Shanghai Key Laboratory of Forensic Medicine, Institute of Forensic Science, Ministry of Justice, China, Shanghai, China
Volume 2015 (2015),
Article ID 374688,
Research in Genetics,
9 pages,
DOI: 10.5171/2015.374688
Received date: 23 June 2014; Accepted date: 14 August 2014; Published date: 13 March 2015
Academic Editor: Jian Tie
Cite this Article as:
Li Li, Yan Liu and Yuan Lin (2015), "Typing of 67 SNP Loci on X Chromosome by PCR and MALDI-TOF MS," Research in Genetics, Vol. 2015 (2015), Article ID 374688, DOI: 10.5171/2015.374688
A set of single nucleotide polymorphisms (SNP) on X chromosome was selected with the aim of forensic identification in Chinese Han population to complement the analysis of autosomal, Y-chromosomal or mitochondrial markers, especially in deficiency cases. 67 forensically relevant X-SNPs were screened in a Chinese Han population sample. Genomic DNA samples extracted from 295 unrelated Chinese Han individuals were typed using three 17-plex and one 16-plex amplification reactions in combination with genetic analysis assisted by mass-spectrometry based on MassARRAY MALDI-TOF MS platform (Sequenom Inc.). All the investigated loci except rs12849634 were found to be in Hardy-Weinberg equilibrium. A total of 52 of the loci showing independent inheritance and high polymorphisms with minor allele frequency (MAF) above 0.3 were finally screened out.
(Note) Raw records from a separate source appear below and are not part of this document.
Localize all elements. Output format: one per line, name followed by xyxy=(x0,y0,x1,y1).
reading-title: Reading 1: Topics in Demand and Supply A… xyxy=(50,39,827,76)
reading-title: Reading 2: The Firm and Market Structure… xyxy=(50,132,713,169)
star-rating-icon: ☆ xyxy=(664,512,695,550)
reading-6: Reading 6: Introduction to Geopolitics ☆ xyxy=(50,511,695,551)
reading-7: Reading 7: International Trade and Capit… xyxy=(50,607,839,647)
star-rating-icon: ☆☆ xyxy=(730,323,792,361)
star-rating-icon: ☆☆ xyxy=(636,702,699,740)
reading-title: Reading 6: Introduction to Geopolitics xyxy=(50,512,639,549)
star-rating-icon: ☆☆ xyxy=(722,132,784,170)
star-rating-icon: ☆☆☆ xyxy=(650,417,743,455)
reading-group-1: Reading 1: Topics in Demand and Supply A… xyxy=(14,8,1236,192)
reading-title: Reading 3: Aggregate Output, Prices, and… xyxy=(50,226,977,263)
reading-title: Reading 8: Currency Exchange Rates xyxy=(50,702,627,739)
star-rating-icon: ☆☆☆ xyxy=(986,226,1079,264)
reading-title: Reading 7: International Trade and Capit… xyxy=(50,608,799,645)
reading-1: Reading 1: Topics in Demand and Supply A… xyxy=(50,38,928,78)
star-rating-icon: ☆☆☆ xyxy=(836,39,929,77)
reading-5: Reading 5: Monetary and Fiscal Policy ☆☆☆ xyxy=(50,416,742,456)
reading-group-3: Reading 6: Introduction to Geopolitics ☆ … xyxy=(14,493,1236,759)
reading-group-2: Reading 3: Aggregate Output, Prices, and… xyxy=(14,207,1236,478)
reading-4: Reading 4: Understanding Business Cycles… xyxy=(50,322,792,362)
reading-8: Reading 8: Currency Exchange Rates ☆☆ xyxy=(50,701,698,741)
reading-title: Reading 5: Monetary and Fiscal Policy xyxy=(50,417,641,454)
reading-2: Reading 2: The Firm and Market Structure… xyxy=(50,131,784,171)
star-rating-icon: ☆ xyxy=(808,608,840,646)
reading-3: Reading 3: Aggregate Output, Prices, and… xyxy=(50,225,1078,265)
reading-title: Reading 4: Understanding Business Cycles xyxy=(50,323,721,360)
The accumulative exclusion probabilities (CPE) in trio cases and duo cases were above 0.999999. The combined discrimination power (CDP) in female population and male populations were above 0.999999999999999. It is concluded that the panel of informative SNP markers on X chromosome may be used for forensic genetic purposes. The mass spectrometry-based method for X-SNPs profiling was suitable for high-throughput application and could have promising prospects.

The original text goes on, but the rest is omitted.